Canadian Pacific announced on Nov. 7 that, despite a weather-delayed harvest, October “was its best-ever month for Western Canadian grain movement to Vancouver and stands ready to work with its supply chain partners through the 2016/17 season to transport a bumper crop to world markets.”

A record 15,865 carloads were moved to West Coast ports in October, besting the previous record of 15,449 carloads in March 2016. Total Western Canadian grain movements in the month climbed 3.9% over last year, just off the record set in May 2014.

CP says millions of dollars in investment over the past three years by CP as well as new investment by its supply chain partners on grain country elevator capacity and port capacity has already begun to fulfill the promise of greater efficiency, fluidity and velocity.

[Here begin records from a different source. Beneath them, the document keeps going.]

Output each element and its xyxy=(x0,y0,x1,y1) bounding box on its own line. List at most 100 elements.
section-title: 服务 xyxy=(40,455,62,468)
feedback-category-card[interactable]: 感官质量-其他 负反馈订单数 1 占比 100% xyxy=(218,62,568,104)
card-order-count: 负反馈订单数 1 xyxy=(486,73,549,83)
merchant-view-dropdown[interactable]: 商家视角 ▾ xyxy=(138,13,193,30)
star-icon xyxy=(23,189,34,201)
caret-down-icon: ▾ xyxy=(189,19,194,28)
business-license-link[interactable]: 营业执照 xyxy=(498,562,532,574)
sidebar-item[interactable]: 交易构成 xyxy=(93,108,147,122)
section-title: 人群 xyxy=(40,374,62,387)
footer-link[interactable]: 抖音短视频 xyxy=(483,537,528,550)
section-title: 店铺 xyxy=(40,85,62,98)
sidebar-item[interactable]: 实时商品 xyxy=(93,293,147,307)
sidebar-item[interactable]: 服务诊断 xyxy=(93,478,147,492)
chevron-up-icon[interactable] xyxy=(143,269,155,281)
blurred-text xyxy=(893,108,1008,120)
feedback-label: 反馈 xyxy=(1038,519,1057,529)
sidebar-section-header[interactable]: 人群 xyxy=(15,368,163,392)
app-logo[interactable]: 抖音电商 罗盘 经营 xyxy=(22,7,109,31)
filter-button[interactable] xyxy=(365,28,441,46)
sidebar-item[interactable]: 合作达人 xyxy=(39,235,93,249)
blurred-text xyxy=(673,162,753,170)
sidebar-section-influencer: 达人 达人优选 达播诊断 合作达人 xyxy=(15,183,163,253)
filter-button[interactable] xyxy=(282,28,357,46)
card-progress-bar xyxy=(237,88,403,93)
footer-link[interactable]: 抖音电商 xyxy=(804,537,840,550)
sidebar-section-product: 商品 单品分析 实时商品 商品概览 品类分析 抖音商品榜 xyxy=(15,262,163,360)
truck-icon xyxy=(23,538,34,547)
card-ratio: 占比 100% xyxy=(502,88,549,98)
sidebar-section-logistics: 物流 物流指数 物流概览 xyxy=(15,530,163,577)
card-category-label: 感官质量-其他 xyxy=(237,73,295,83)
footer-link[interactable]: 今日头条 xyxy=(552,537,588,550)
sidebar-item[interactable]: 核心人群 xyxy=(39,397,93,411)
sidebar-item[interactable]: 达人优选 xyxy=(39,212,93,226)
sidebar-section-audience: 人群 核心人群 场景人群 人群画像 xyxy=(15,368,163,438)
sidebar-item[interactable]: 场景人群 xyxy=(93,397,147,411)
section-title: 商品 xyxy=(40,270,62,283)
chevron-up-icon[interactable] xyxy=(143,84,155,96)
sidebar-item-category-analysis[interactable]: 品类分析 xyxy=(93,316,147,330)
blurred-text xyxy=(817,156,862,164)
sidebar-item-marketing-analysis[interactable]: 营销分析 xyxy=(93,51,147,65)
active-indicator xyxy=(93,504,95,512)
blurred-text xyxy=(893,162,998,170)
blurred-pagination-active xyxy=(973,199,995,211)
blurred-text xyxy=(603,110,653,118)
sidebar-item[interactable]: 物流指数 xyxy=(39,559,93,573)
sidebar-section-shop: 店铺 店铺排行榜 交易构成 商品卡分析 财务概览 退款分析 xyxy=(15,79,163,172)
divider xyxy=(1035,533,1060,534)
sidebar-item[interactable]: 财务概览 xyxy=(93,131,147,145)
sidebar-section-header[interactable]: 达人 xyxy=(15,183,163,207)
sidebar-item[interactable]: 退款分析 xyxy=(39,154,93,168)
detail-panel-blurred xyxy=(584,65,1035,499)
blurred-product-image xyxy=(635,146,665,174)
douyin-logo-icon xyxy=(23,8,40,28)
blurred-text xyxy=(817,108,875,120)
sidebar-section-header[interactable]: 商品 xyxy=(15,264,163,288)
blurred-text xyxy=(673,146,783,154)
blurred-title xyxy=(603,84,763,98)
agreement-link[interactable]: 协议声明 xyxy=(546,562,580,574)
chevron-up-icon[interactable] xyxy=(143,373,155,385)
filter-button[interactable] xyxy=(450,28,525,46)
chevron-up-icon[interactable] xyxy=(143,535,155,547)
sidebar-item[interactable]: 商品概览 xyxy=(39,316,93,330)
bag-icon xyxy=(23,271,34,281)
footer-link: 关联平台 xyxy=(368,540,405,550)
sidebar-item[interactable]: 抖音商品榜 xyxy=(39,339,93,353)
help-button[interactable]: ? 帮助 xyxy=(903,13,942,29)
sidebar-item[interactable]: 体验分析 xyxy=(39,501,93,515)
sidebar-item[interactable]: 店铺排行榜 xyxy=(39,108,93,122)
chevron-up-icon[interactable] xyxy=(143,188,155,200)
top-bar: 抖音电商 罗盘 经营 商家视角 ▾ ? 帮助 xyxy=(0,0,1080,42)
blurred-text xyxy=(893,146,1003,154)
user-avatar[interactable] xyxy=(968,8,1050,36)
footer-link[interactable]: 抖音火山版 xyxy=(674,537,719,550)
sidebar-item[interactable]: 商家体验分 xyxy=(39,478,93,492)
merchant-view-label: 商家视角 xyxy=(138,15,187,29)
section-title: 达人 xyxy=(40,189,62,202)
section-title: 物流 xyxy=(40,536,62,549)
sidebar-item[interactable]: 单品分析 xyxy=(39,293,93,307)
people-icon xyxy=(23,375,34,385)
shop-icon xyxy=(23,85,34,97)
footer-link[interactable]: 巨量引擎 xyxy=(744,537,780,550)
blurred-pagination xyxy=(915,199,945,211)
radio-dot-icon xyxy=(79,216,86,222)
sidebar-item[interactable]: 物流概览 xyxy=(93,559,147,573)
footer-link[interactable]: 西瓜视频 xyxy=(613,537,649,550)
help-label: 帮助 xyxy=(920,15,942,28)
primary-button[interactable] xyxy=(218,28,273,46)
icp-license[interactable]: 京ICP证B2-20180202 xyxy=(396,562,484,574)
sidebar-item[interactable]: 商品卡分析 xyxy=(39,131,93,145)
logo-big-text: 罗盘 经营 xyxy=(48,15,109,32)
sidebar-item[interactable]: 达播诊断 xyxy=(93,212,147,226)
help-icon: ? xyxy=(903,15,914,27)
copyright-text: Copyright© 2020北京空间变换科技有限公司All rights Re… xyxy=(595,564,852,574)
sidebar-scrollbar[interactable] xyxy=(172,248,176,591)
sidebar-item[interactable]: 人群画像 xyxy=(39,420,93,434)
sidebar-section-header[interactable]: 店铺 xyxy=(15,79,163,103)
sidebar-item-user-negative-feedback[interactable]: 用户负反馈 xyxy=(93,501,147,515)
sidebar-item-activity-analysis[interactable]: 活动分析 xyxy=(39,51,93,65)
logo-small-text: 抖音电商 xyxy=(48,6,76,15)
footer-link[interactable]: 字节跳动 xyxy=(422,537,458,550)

"I am proud of the CP team and applaud the efforts and early success of our supply chain partners as the crop season begins to accelerate into the colder months," said CP President and Chief Operating Officer Keith Creel. "We continue to focus on providing best-in-class service to our customers and look forward to moving more Western Canadian grain to market for the benefit of farmers, shippers and the Canadian economy."

CP reiterates that with the winter months and the majority of the 2016/17 crop movement still ahead, finger-pointing and unwarranted criticism of any single component of this complex chain is counter-productive and undermines Canada's reputation as a world-class supplier of grain.

CP believes misleading and inaccurate data published by the Ag Transport Coalition, then cited repeatedly in the media by paid industry lobbyist Wade Sobkowich, of the Western Grain Elevators Association, continues to promote the notion that an adversarial relationship exists between the railroads and Canada's farm community. CP states it and its partners are driving the Western Canadian economy forward.

More than three-quarters of CP's Western Canadian grain business uses the Dedicated Train Program (DTP), which allows customers to control their own train assets for a period of 12 months or more. In other words, DTP customers use the capacity they need when they need it.

CP says trying to compare DTP performance to an "order fulfillment" model, as the Ag Transport Coalition does, simply does not work.

"The evidence is clear: CP and its supply chain partners are not only working hard to get this bumper crop to market but succeeding," Creel said. "Together, we are also succeeding in putting old conflicts between railroads and the farmer into the past where they belong."